Actually, I suppose you could also invest in what is known as a Smart UPS (Uninterruptible Power Supply), which might let you power cycle everything remotely, but that’s adding more expense and complexity. Probably better to be able to message the gardener or somebody to do it for you the next time they’re over there.
An Alternative to TeamViewer
Because TeamViewer can also be a pain in the backside. If you fall foul of TeamViewer’s expected patterns of use for personal users (i.e., anyone not using their software as part of a business), then your account will be summarily suspended, and you will have to e-mail them, setting out your case for why you use the software the way you do, and please could they reinstate your account. I have had to do this about four or five times now, and it takes several days each time. On each occasion, my father fails to understand what’s going on, and all he knows is that I don’t call him on the video-thing-in-the-corner-of-the-room. That upsets me, and probably him, but he never complains.

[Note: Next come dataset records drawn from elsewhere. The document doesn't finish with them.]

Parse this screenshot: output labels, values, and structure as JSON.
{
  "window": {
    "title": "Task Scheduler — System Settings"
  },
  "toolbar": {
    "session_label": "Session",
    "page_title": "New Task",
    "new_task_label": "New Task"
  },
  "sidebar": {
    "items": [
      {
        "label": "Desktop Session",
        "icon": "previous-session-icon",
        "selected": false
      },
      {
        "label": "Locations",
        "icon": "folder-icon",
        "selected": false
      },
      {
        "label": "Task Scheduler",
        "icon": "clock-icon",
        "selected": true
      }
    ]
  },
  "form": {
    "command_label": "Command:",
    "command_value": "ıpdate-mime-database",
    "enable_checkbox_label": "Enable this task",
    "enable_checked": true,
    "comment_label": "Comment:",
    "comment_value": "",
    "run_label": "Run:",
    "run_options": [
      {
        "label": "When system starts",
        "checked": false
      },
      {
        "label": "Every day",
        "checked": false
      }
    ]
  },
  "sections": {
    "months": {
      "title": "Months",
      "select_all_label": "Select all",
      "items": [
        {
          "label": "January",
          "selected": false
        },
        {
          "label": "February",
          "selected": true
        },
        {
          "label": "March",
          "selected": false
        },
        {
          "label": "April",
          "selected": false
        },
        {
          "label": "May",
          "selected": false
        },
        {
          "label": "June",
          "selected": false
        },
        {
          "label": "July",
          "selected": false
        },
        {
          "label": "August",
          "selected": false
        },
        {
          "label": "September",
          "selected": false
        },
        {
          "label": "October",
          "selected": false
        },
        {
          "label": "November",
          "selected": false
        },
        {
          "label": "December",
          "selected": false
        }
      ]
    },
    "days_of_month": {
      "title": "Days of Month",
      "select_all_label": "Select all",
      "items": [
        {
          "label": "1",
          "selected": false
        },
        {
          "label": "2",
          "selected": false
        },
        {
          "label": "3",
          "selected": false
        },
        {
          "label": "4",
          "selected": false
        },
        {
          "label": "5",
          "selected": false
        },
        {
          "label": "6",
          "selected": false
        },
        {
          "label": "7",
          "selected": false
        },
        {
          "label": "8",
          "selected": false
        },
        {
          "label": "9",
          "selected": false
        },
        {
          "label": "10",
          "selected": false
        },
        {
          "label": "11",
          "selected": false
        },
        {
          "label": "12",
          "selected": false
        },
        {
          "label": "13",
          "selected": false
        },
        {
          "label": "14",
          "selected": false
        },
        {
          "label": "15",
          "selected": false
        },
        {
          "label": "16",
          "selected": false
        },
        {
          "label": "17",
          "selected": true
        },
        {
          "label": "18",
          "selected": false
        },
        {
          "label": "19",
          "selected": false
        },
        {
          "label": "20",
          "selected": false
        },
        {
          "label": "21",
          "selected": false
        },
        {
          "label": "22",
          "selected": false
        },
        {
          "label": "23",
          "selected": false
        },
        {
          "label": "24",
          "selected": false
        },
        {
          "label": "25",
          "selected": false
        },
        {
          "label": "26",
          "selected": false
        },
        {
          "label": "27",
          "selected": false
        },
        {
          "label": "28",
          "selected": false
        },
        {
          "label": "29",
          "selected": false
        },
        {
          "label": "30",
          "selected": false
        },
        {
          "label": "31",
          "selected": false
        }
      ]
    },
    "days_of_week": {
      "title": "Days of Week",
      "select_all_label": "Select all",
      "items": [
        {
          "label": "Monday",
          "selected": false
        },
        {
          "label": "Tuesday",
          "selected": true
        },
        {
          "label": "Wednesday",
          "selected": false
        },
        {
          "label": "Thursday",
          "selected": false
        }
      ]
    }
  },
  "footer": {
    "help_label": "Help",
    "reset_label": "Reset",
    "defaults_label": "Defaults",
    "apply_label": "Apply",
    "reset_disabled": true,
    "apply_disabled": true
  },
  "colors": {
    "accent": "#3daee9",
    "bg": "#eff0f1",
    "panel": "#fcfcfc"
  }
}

A great alternative to TeamViewer, also free for personal use, just as stable, just as fast, possibly even better than TeamViewer, is AnyDesk.
AnyDesk works pretty much exactly like TeamViewer. You need to set up unattended access when you first install the software on the intended destination/remote PC, and you need to use the software generated ID numbers in order to connect the controller to the remote computer.
But the good news is, it’s all fairly simple, and the tutorials and resources available to guide you through setup and configuration are easy to follow.
Remote-controlling another computer over the internet is made as simple as possible by software such as TeamViewer and AnyDesk, but it’s not the sort of thing that is ever likely to be one click and your done. It takes some configuration, preferably by someone who knows how to automate things and keep them secure (proper passwords people!). Even then, technical glitches like remote power issues, internet, or software malfunction can ruin your day and require someone a little knowledgeable to be on-site.
Web-conferencing as a business tool has probably exhausted an awful lot of us over the last year, but for personal use in times of pandemic isolation, it can keep friends and families talking, even over thousands of miles of ocean.
Now what more could anybody ask of a little pen and ink than that?